As an aside, opening this thing is interesting because it has FOUR numbers and because its an older design requires a bit of prep.

To reset:
Spin the dial clockwise at least four times. The seller recommended stopping at 100

To open:
Counterclockwise four times, stop at first number on the fourth spin
Clockwise three times, stop at the second number on the third spin
Counterclockise twice, stop at the third number on the second spin
Clockwise directly to the fourth number

While at the sale, I noticed they had put several "scratch and dent" Safe Deposit Box drawers in their dumpster, I grabbed half a dozen, now I wish I had filled my trunk, they are very handy for storage

Fushigi Ojisan
04-04-2023, 07:21
Other pics from the safe sale

51936

51937

51938

Fushigi Ojisan
04-04-2023, 07:34
Interesting.

Most new safe's have the battery powered lock/combination. The subject has come up here about how do you get into the safe if the mechanism fails or malfunctions.

Old safe's like this are built to last and no batteries needed.

An old friend and co-worker had a safe about this size though probably much lighter made. He wondered if thieves couldn't open the safe they would simply take the safe itself so he drilled holes in the back of it and bolted it to the wall in a closet. The safe door would have to be open to get to the bolt heads.

Don't see you needing to do such since it's heavy and in a basement, plus the dial can be separated.


Thanks for replying, merged in your comments.

At the sale, one guy bought a safe with a digital mechanism, and had it swapped out for a purely mechanical one. I think there might be some way to override but not sure.

I was eying a small Gilded Age safe, but my buddy said it would still kill our backs to move it. Someone later on recommended renting a fridge dolly from U-Haul, but we would still have to move it down some narrow outside basement steps so not happening. Only found out later the doors were removable on a couple of them which would've helped, D'oh!

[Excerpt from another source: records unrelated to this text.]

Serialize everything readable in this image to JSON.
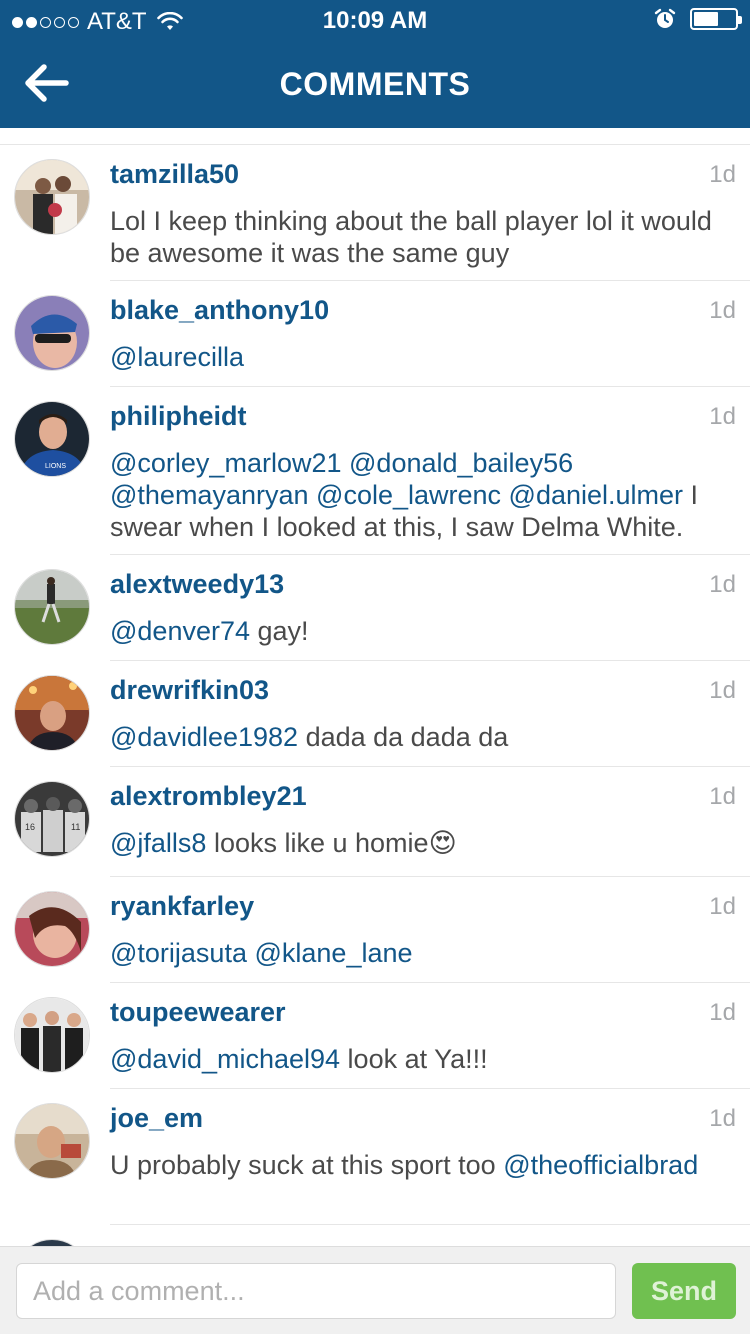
{
  "status_bar": {
    "carrier": "AT&T",
    "time": "10:09 AM",
    "signal_bars_filled": 2,
    "signal_bars_total": 5,
    "battery_level": 0.6
  },
  "header": {
    "title": "COMMENTS",
    "back_icon": "arrow-left-icon",
    "background_color": "#125688"
  },
  "comments": [
    {
      "username": "tamzilla50",
      "time": "1d",
      "text_parts": [
        {
          "text": "Lol I keep thinking about the ball player lol it would be awesome it was the same guy",
          "mention": false
        }
      ]
    },
    {
      "username": "blake_anthony10",
      "time": "1d",
      "text_parts": [
        {
          "text": "@laurecilla",
          "mention": true
        }
      ]
    },
    {
      "username": "philipheidt",
      "time": "1d",
      "text_parts": [
        {
          "text": "@corley_marlow21",
          "mention": true
        },
        {
          "text": " ",
          "mention": false
        },
        {
          "text": "@donald_bailey56",
          "mention": true
        },
        {
          "text": " ",
          "mention": false
        },
        {
          "text": "@themayanryan",
          "mention": true
        },
        {
          "text": " ",
          "mention": false
        },
        {
          "text": "@cole_lawrenc",
          "mention": true
        },
        {
          "text": " ",
          "mention": false
        },
        {
          "text": "@daniel.ulmer",
          "mention": true
        },
        {
          "text": " I swear when I looked at this, I saw Delma White.",
          "mention": false
        }
      ]
    },
    {
      "username": "alextweedy13",
      "time": "1d",
      "text_parts": [
        {
          "text": "@denver74",
          "mention": true
        },
        {
          "text": " gay!",
          "mention": false
        }
      ]
    },
    {
      "username": "drewrifkin03",
      "time": "1d",
      "text_parts": [
        {
          "text": "@davidlee1982",
          "mention": true
        },
        {
          "text": " dada da dada da",
          "mention": false
        }
      ]
    },
    {
      "username": "alextrombley21",
      "time": "1d",
      "text_parts": [
        {
          "text": "@jfalls8",
          "mention": true
        },
        {
          "text": " looks like u homie",
          "mention": false
        },
        {
          "text": "😍",
          "mention": false
        }
      ]
    },
    {
      "username": "ryankfarley",
      "time": "1d",
      "text_parts": [
        {
          "text": "@torijasuta",
          "mention": true
        },
        {
          "text": " ",
          "mention": false
        },
        {
          "text": "@klane_lane",
          "mention": true
        }
      ]
    },
    {
      "username": "toupeewearer",
      "time": "1d",
      "text_parts": [
        {
          "text": "@david_michael94",
          "mention": true
        },
        {
          "text": " look at Ya!!!",
          "mention": false
        }
      ]
    },
    {
      "username": "joe_em",
      "time": "1d",
      "text_parts": [
        {
          "text": "U probably suck at this sport too ",
          "mention": false
        },
        {
          "text": "@theofficialbrad",
          "mention": true
        }
      ]
    }
  ],
  "composer": {
    "placeholder": "Add a comment...",
    "value": "",
    "send_label": "Send",
    "send_color": "#70c050"
  }
}
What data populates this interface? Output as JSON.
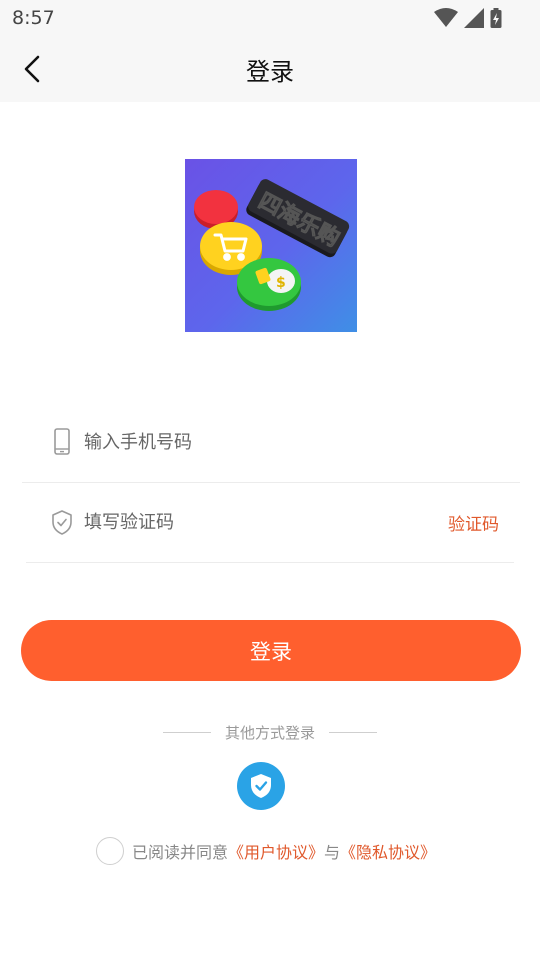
{
  "status_bar": {
    "time": "8:57",
    "icons": [
      "wifi-icon",
      "cell-signal-icon",
      "battery-charging-icon"
    ]
  },
  "nav": {
    "title": "登录",
    "back_icon": "chevron-left-icon"
  },
  "form": {
    "phone_placeholder": "输入手机号码",
    "phone_icon": "mobile-phone-icon",
    "code_placeholder": "填写验证码",
    "code_icon": "shield-icon",
    "code_button": "验证码"
  },
  "login_button": "登录",
  "other_login": {
    "label": "其他方式登录",
    "icon": "shield-check-icon"
  },
  "agreement": {
    "prefix": "已阅读并同意",
    "user_agreement": "《用户协议》",
    "connector": "与",
    "privacy_agreement": "《隐私协议》"
  },
  "colors": {
    "accent": "#ff5f2e",
    "link": "#e0592c",
    "alt_login_bg": "#2aa3e6",
    "bar_bg": "#f7f7f7"
  }
}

Heard horror stories from people in the business about people buying too much safe and having them crack basement floors or having to demolish walls to get them around stairways

IMA-USA says theirs was 115 pounds. I imagine putting some bags of lead shot in the bottom could double that without losing too much usable volume. But yes, hiding the dial, adding a padlock, and running a bike lock through a handle and around the shelf will really slow someone down. Since I live in a townhouse, neighbors are gonna hear something.

Someone looked at the safe sale pics and pointed out the larger ones were Government safes, and one of them was a WPA-era Post Office safe.

Allen
04-04-2023, 08:06
One of my previous employers (a Mom and Pop outfit) bought several used safes including a couple of cement filled (?) filing cabinets. The largest safe was about 5 or 6 feet tall. We had to move it about using hand dollies, a pallet jack and a large forklift. The forklift was capable of picking up the largest safe but we still had to raise the safe enough to get the forks underneath.

The hand dollies were useless and we bent a very heavy duty pallet jack almost to the point of being useless as well. The large safe could not be opened. Tale has it that these large old safes have some kind of glass ring inside the door surrounding the mechanical mechanism. If the safe ever falls over it usually breaks this ring and prevents the combination from working. I think the ring prevents a thief from being about to drill into the lock as well. We all suspected this had happened to this safe in it's previous life. It had to be sent off to a company that specialized in these type repairs.

We never saw the safe again and didn't miss it. The cement filled (?) fire resistant filing cabinets were placed in one to the offices where a lot of women worked. Being women they had to have us move these extremely heavy filing cabinets nearly every day. I think we finally placed them somewhere else.